Local dancers shine in national event

Published 6:02 pm Friday, July 17, 2015

KEVIN SCOTT CUTLER | DAILY NEWS HOMETOWN TALENT: Le Moulin Rouge de Danse students (from left) Hope Stallings, Samantha Sawyer and Jamie Gaynor show off awards their troupe won in a national competition. Not pictured is Tribecca Moore.

KEVIN SCOTT CUTLER | DAILY NEWS
HOMETOWN TALENT: Le Moulin Rouge de Danse students (from left) Hope Stallings, Samantha Sawyer and Jamie Gaynor show off awards their troupe won in a national competition. Not pictured is Tribecca Moore.

Four local dancers were honored recently during a national competition held in Morehead City.

Jamie Gaynor, Hope Stallings, Tribecca Moore and Samantha Sawyer represented Washington’s Le Moulin Rouge de Danse at the event, which featured over 250 dancers from 26 different studios, according to Shannon Reising, who owns the local studio.

“It was a lot of fun,” Stallings said of the competition. “It was a really cool new experience.”

Reising co-founded and coaches the troupe with Tara Shumaker-Nojima. This was its first year as a competition troupe.

In Morehead City, the girls performed as a troupe with their “Kissing You” contemporary piece and their “Too Darn Hot” musical theater piece. All four of Washington’s representatives were also chosen to take part in the competition’s “Showcase” performance.

Along with competing as a troupe, three of them danced in the solo round. Gaynor, Moore and Stallings brought home platinum awards and Moore took second place overall in the adult category.

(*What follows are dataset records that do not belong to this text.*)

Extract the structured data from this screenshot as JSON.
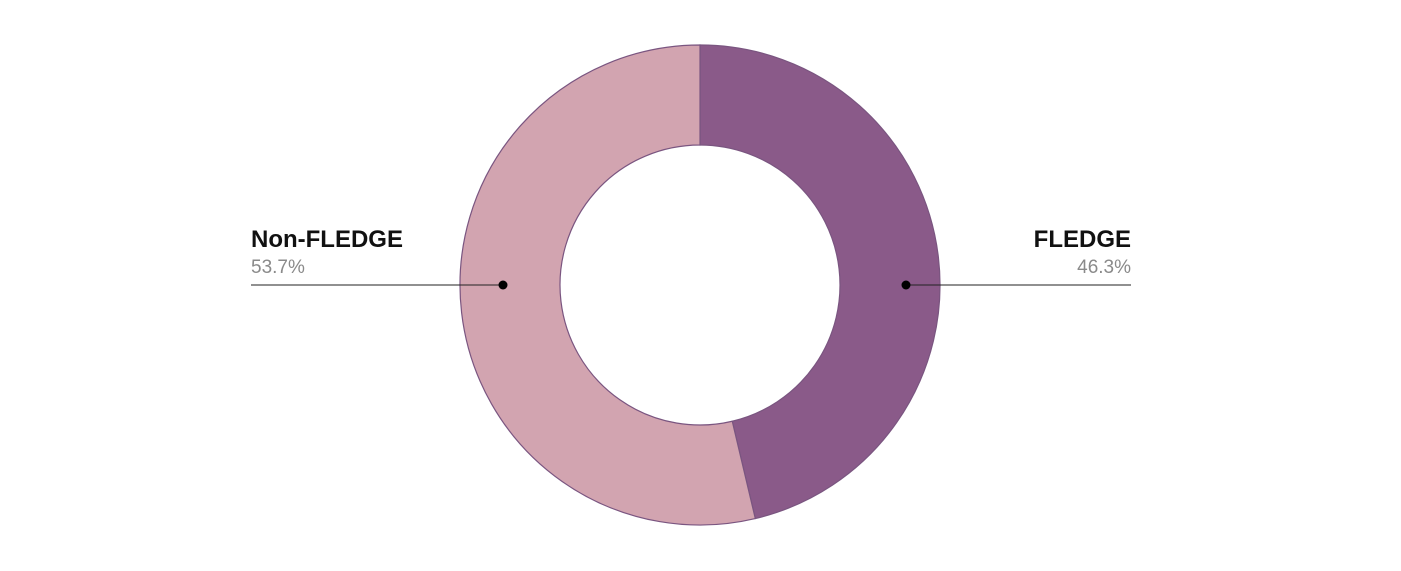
{
  "chart_data": {
    "type": "pie",
    "variant": "donut",
    "slices": [
      {
        "name": "FLEDGE",
        "value": 46.3,
        "value_label": "46.3%",
        "color": "#8a5a89",
        "label_side": "right"
      },
      {
        "name": "Non-FLEDGE",
        "value": 53.7,
        "value_label": "53.7%",
        "color": "#d2a4b0",
        "label_side": "left"
      }
    ],
    "start_angle": "12 o'clock",
    "direction": "clockwise",
    "slice_border_color": "#7a5580",
    "leader_line_color": "#222222",
    "legend": "none"
  }
}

As a troupe, the Le Moulin Rouge de Danse girls placed second overall in the senior category, according to Reising.

“Winning is something, but it is not everything,” Reising said. “The competition was so overwhelming. The whole point of going was to let the girls experience competing at nationals.”

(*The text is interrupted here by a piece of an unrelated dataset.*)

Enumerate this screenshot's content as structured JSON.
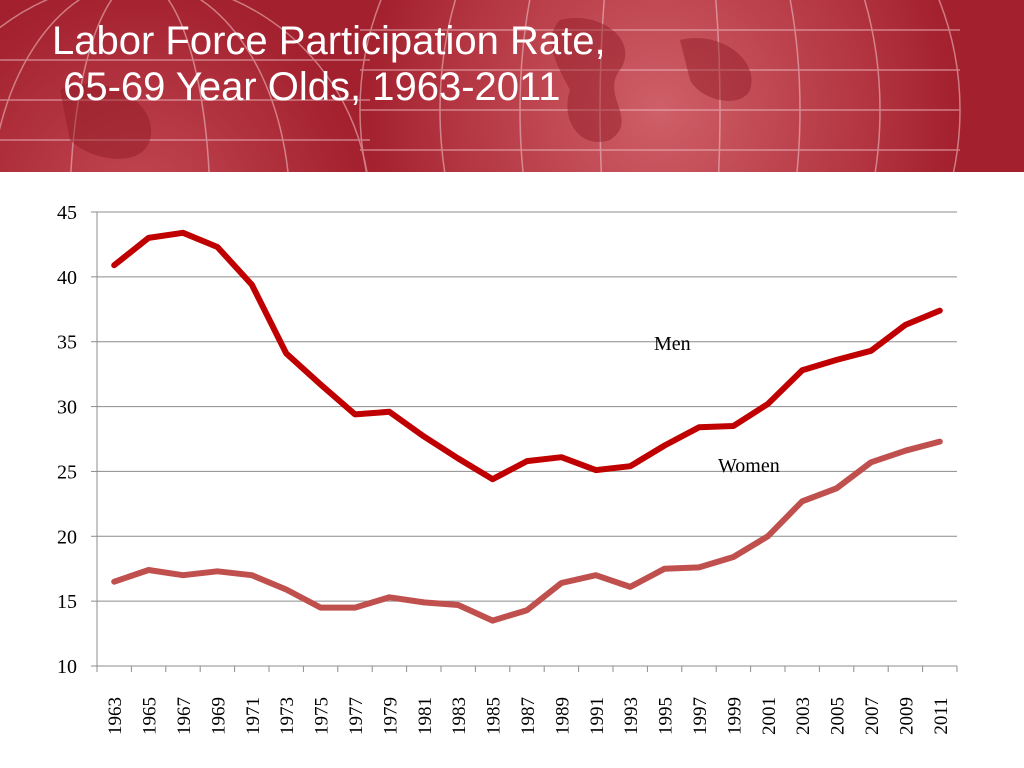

The studio has devoted an entire shelf to the awards won by the troupe in its first year, but the dancers said they came home with more than trophies.

“It was such an awesome experience,” said Jamie Gaynor, who added that she hopes to continue dancing while attending Meredith College as a freshman.

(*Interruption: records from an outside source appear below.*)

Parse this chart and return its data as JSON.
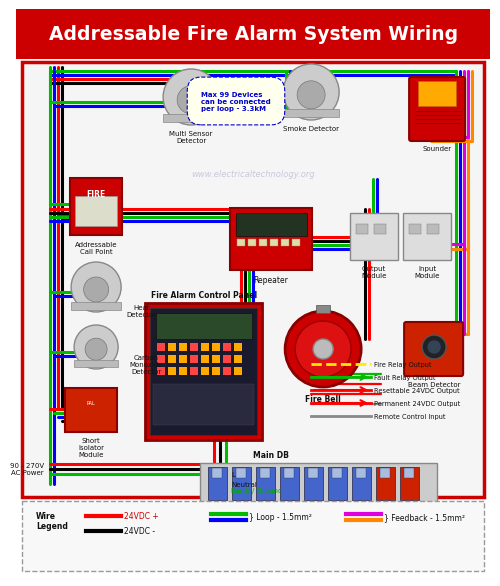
{
  "title": "Addressable Fire Alarm System Wiring",
  "title_bg": "#cc0000",
  "title_color": "#ffffff",
  "bg_color": "#ffffff",
  "border_color": "#cc0000",
  "website": "www.electricaltechnology.org",
  "wire_colors": {
    "red": "#ff0000",
    "black": "#000000",
    "green": "#00bb00",
    "blue": "#0000ff",
    "yellow": "#ffee00",
    "magenta": "#dd00dd",
    "orange": "#ff8800",
    "gray": "#888888"
  },
  "max_note": "Max 99 Devices\ncan be connected\nper loop - 3.3kM",
  "output_labels": [
    "Fire Relay Output",
    "Fault Relay Output",
    "Resettable 24VDC Output",
    "Permanent 24VDC Output",
    "Remote Control Input"
  ],
  "output_wire_colors": [
    "#ffee00",
    "#00bb00",
    "#ff0000",
    "#ff0000",
    "#888888"
  ],
  "output_arrows": [
    false,
    true,
    true,
    true,
    false
  ],
  "power_label1": "90 - 270V",
  "power_label2": "AC Power",
  "neutral_label": "Neutral",
  "earth_label": "Earth / Ground"
}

Fellow dancer Samantha Sawyer agreed.

“I thought it was a lot of fun,” she said. “It was a great experience, especially growing closer in friendship with the other girls.”

Gaynor and Moore, recent high school graduates, have aged out of the troupe but the studio has plans in place to continue the opportunity. Already, other dancers have inquired about joining the troupe, which begins its new season of rehearsals in late August.

“We don’t audition for this troupe,” Reising said. “We feel like anyone in sixth grade and up who wants to compete should be able to. I think anyone who wants to be on that stage should have that opportunity.”